Kiedy byłam małą dziewczynką, chciałam zostać malarką.
Wielką malarką.

Gdzie tylko mogłam, rysowałam, szkicowałam, malowałam. Wszystkim i na wszystkim.

Mama kupiła mi któregoś dnia upragnione farby plakatowe. Takie piękne opakowanie, kolorowe, a w środku 6 plastikowych słoiczków z przecudnymi gęstymi temperami.

Był to czas, kiedy w sklepach nie było za wiele, a już o takich kolorowych cudach to można było zapomnieć.

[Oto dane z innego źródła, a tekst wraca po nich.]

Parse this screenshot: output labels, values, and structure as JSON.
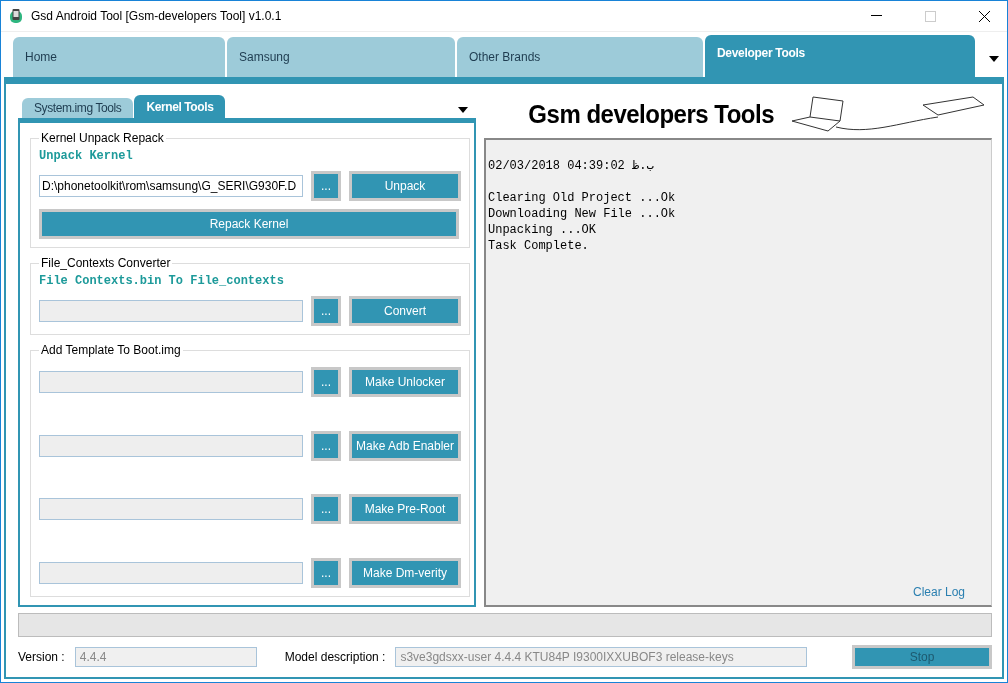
{
  "window": {
    "title": "Gsd Android Tool [Gsm-developers Tool] v1.0.1"
  },
  "tabs": [
    {
      "label": "Home",
      "selected": false
    },
    {
      "label": "Samsung",
      "selected": false
    },
    {
      "label": "Other Brands",
      "selected": false
    },
    {
      "label": "Developer Tools",
      "selected": true
    }
  ],
  "sub_tabs": [
    {
      "label": "System.img Tools",
      "selected": false
    },
    {
      "label": "Kernel Tools",
      "selected": true
    }
  ],
  "groups": [
    {
      "title": "Kernel Unpack  Repack",
      "caption": "Unpack Kernel",
      "rows": [
        {
          "path": "D:\\phonetoolkit\\rom\\samsung\\G_SERI\\G930F.D",
          "browse": "...",
          "action": "Unpack"
        }
      ],
      "wide_button": "Repack Kernel"
    },
    {
      "title": "File_Contexts Converter",
      "caption": "File Contexts.bin To File_contexts",
      "rows": [
        {
          "path": "",
          "browse": "...",
          "action": "Convert"
        }
      ]
    },
    {
      "title": "Add Template To Boot.img",
      "rows": [
        {
          "path": "",
          "browse": "...",
          "action": "Make Unlocker"
        },
        {
          "path": "",
          "browse": "...",
          "action": "Make Adb Enabler"
        },
        {
          "path": "",
          "browse": "...",
          "action": "Make Pre-Root"
        },
        {
          "path": "",
          "browse": "...",
          "action": "Make Dm-verity"
        }
      ]
    }
  ],
  "banner": {
    "title": "Gsm developers Tools"
  },
  "log": {
    "timestamp": "02/03/2018 04:39:02 ب.ظ",
    "lines": [
      "Clearing Old Project ...Ok",
      "Downloading New File ...Ok",
      "Unpacking ...OK",
      "Task Complete."
    ],
    "clear_link": "Clear Log"
  },
  "progress": {
    "level": 0
  },
  "footer": {
    "version_label": "Version :",
    "version": "4.4.4",
    "model_label": "Model description :",
    "model": "s3ve3gdsxx-user 4.4.4 KTU84P I9300IXXUBOF3 release-keys",
    "stop": {
      "label": "Stop",
      "disabled": true
    }
  }
}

W naszym miasteczku na rynku był sklep Żaczek, który od wieków prowadziła mama mojego klasowego kolegi.
Uwielbiałam ten sklep najbardziej, bo tam było wszystko to, czego potrzebowałam do tworzenia.

Do naszej szkoły chodził też chłopak o imieniu Eryk. Był z innej klasy, ale on też malował. Dowiedziałam się dopiero w najstraszniejszym momencie mojego życia wówczas.

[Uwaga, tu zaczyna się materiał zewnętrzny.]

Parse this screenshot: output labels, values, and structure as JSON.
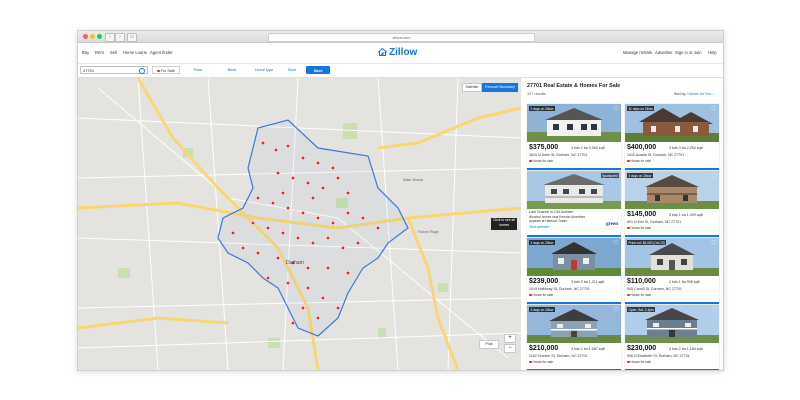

Chuligan był ze mnie straszny. Co rusz lądowałam za drzwiami i nie umiałam wysiedzieć na lekcjach. W szkole więcej czasu spędziłam na korytarzach, ślizgając się po lastrikowych, wygładzonych milionami kroków posadzkach w wygodnych „ćwiczkach”.

Zdarzyło mi się też w trakcie takiego szusa przez korytarz rozbić szybę w oknie. Wewnętrzne skrzydła – niestety otwierały się do środka… Nie wspomnę ile huku było i wszystkie klasy wyległy na korytarz.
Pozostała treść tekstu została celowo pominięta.